The NHL is different from the NBA, NFL, and MLB in the source of its draft. Last year, the majority of drafted players in the NBA, NFL, and MLB were from the NCAA, while the NHL has more variety in its draft picks. In Canada, the Canadian Hockey League (CHL), helps supply the NHL with draft picks. The NHL also includes international players, like players from Russia or Sweden, in its draft.
The MLB draft eligibility only includes residents of Canada and the United States including the territories of the United States. Residents also include a person enrolled in a high school or college located in the United States.
This problem of drafting young children does not affect the NFL, MLB, or even the MLB, the same way it does since the NCAA plays such an important role in providing players for those league.
The NCAA rules do not allow for a player to be represented by an agent. This would limit how early an agent can get involved with a collegiate player. However, CHL players are not limited the same way, meaning agents will try to represent young children.

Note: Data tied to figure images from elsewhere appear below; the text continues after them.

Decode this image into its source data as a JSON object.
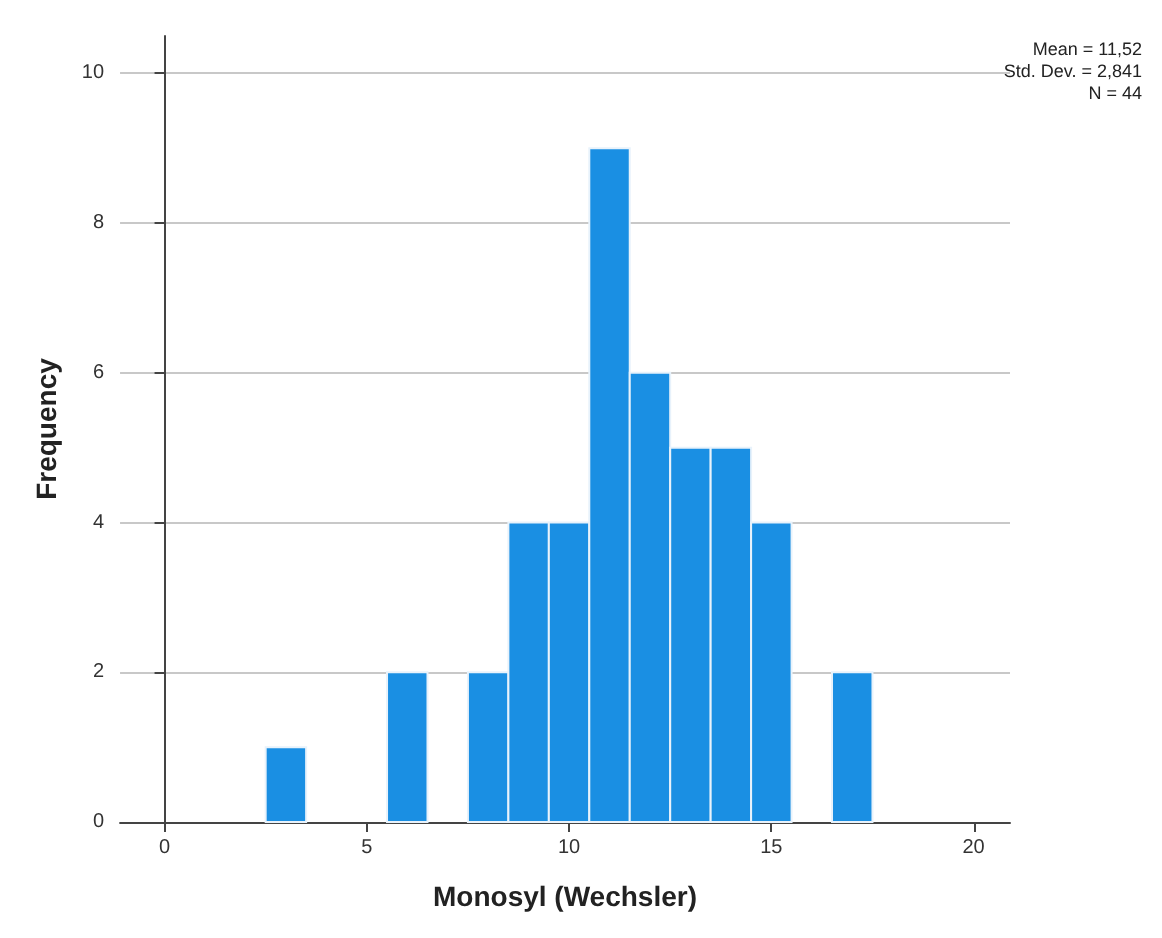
{
  "chart_data": {
    "type": "histogram",
    "xlabel": "Monosyl (Wechsler)",
    "ylabel": "Frequency",
    "bins": [
      2.5,
      3.5,
      4.5,
      5.5,
      6.5,
      7.5,
      8.5,
      9.5,
      10.5,
      11.5,
      12.5,
      13.5,
      14.5,
      15.5,
      16.5,
      17.5
    ],
    "values": [
      1,
      0,
      0,
      2,
      0,
      2,
      4,
      4,
      9,
      6,
      5,
      5,
      4,
      0,
      2
    ],
    "color": "#1a8fe3",
    "xlim": [
      -1.1,
      20.9
    ],
    "xticks": [
      0,
      5,
      10,
      15,
      20
    ],
    "ylim": [
      0,
      10.5
    ],
    "yticks": [
      0,
      2,
      4,
      6,
      8,
      10
    ],
    "grid": "y",
    "annotations": [
      "Mean = 11,52",
      "Std. Dev. = 2,841",
      "N = 44"
    ]
  }
}
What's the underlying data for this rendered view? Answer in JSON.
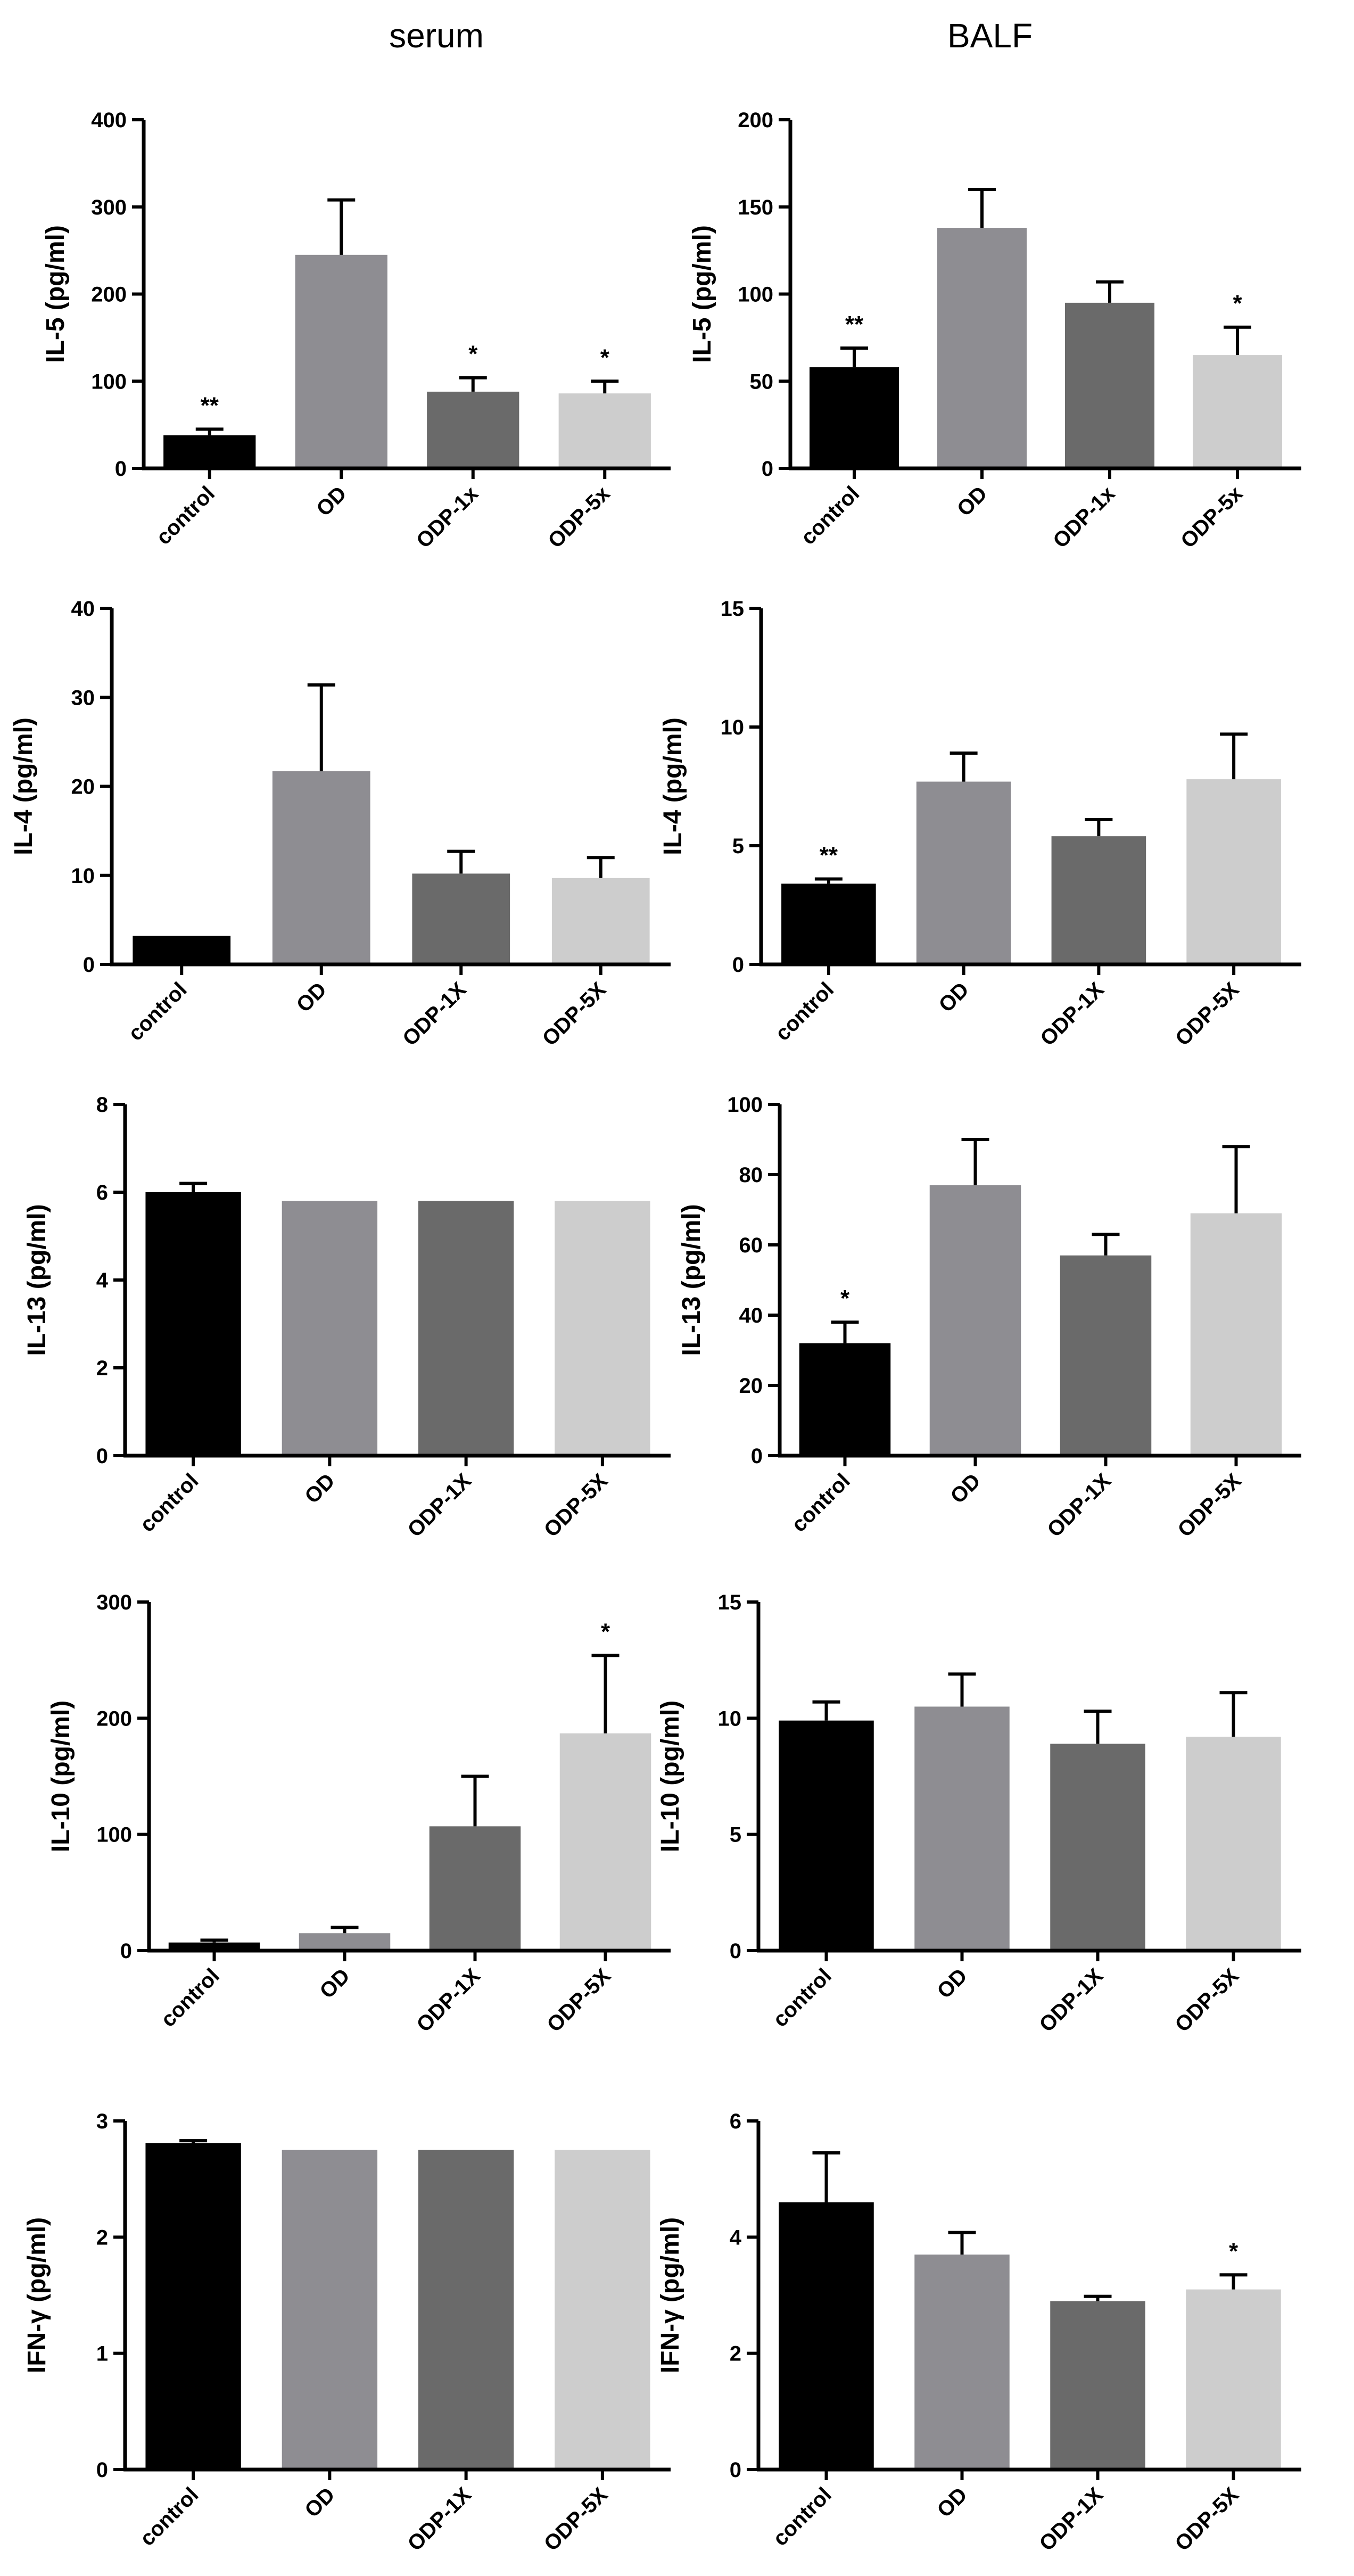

One answer may be for the NHL to place an age minimum, or a player has to wait a certain amount of time before being eligible. Both the NFL and NBA have restrictions like this. The NFL rules requires at least three years out of high school and used up college eligibility. The NBA rules require at least one NBA season to pass since high school graduation or would have graduated.
The other alternative is for rules to be put in place by any number of effective organizations. The CHL or any of the leagues that make up the CHL, the Ontario Hockey League (OHL), the Quebec Major Junior Hockey League (QMJHL), or the Western Hockey League (WHL) may put in place rules to be eligible for them. The NHL or the NHL Player’s Association (NHLPA) may also be able to put in rules that prevent representation for a player before turning a certain age.
However, this behaviour of going after young children to represent them is a problem that should be rectified soon.